Онъ обернулся: къ нему подошли поздороваться Столпины. Иванъ Степановичъ, раскланявшись съ ними, обернулся къ игуменьѣ, которая звала его на чашку чаю: онъ какъ-то не долюбливалъ Льва Аполлоновича за 905, когда тотъ, по слухамъ, обнаружилъ большую жестокость во время безпорядковъ во флотѣ. И старый морякъ немножко сторонился писателя: не нравилось Льву Аполлоновичу въ немъ, что онъ какъ-то равнодушенъ ко всему, какъ-то точно сторонится жизни и дѣлъ ея… И подошелъ къ нимъ и Петръ Ивановичъ Бронзовъ и съ достоинствомъ раскланялся: онъ зналъ себѣ цѣну.
— А я слышала, къ вамъ скоро сынъ изъ Америки пріѣзжаетъ… — любезно обратилась къ нему Ксенія Федоровна.
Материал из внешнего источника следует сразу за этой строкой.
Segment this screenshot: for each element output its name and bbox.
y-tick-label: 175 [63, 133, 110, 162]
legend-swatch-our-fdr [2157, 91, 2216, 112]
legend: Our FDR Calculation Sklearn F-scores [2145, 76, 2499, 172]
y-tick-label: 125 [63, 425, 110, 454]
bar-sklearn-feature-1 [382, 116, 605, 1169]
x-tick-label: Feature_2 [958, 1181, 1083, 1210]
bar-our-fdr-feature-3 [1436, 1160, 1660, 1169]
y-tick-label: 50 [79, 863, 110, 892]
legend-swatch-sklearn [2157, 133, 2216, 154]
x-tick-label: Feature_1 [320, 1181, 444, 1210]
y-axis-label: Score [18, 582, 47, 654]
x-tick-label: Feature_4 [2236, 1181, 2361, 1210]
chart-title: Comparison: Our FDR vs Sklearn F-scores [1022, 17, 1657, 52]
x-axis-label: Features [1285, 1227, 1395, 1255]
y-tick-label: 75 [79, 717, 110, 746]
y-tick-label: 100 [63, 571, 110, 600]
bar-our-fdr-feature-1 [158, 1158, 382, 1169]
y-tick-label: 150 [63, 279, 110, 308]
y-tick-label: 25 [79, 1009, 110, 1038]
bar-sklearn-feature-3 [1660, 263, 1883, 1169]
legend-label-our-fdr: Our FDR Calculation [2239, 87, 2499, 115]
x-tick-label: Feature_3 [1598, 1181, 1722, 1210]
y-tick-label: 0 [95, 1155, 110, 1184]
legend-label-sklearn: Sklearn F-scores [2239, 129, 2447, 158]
— Да-съ, ожидаемъ… — вѣжливо отвѣчалъ тотъ. — Тогда разрѣшите ужъ привезти его въ «Угоръ» познакомиться съ сосѣдями…
— Милости просимъ… Будетъ очень интересно… Я еще не видала, какіе живые американцы бываютъ…
— Хе-хе-хе… Ничего, не очень страшны…
И всѣ, вслѣдъ за богомольцами, пошли потихоньку изъ быстро пустѣющей церкви, въ которой стоялъ и не проходилъ густой ароматъ ладона, воска и молодыхъ, вянущихъ березокъ…
VI. — ВОСКРЕСЕНIЕ ПЕРУНА
Пестрая толпа богомольцевъ быстро растекалась во всѣ стороны: одни торопились къ перевозу, другіе скрывались въ лѣсу, третьи шли навѣстить знакомыхъ сестеръ, а нѣкоторые на кладбище провѣдать своихъ покойничковъ. Левъ Аполлоновичъ съ Иваномъ Степановичемъ пошли къ игуменьѣ, а Сергѣй Ивановичъ съ Ксеніей Федоровной и Андреемъ, напившись чудеснаго молока съ вкуснымъ монастырскимъ хлѣбомъ, пошли, наслаждаясь солнцемъ, вокругъ старыхъ стѣнъ обители, боромъ, къ рѣкѣ. Сергѣй Ивановичъ давно уже сдружился съ Андреемъ, но сегодня бесѣда ихъ что-то не клеилась: Сергѣй Ивановичъ то торжествовалъ внутренно, то мучился и не зналъ, что дѣлать, ибо всѣ дороги его жизни вели теперь только въ одну сторону, въ эту тихую обитель надъ зеркальной гладью точно зачарованной лѣсной рѣки, къ ногамъ этой далекой въ своемъ строгомъ одѣяніи монахини дѣвушки съ глазами цвѣта вешняго неба. Прежде всего покоя искалъ онъ въ этой зеленой крѣпости лѣсовъ, но онъ потерялъ покой: стоило ему только вспомнить это неуловимое мерцаніе длинныхъ рѣсницъ на миломъ лицѣ, какъ горячіе гимны гремѣли въ его сердцѣ, но смотрѣлъ онъ на эти бѣлыя, старыя, суровыя стѣны и торжество его смѣнялось отчаяніемъ… И какая-то тягота и напряженіе точно сковывало и Андрея и даже Ксенію Федоровну — точно подошли они оба къ краю пропасти и не могли ни итти дальше, ни отойти прочь…
А на томъ берегу, по солнечнымъ дорогамъ, среди цвѣтущихъ поемныхъ луговъ шла большая ярко-пестрая толпа дѣвушекъ и съ пѣніемъ плясала вокругъ разряженной въ пестрыя ленты березки, которую несли въ головѣ толпы. Дѣвушки уже не знали, забыли, что значить эта разряженная, тысячелѣтняя березка, но отъ этого ни ихъ пѣсни, ни пляски были не менѣе веселы…
— Жарко… Я что-то устала… — сказала Ксенія Федоровна. — Сядемъ…
И они сѣли на самомъ берегу сверкающей на солнцѣ Ужвы, среди разбросанныхъ крупныхъ валуновъ, подъ крутымъ обрывомъ, на которомъ стоялъ монастырь.
— Когда же вы отправляетесь на сѣверъ? — спросилъ Сергѣй Ивановичъ своего друга.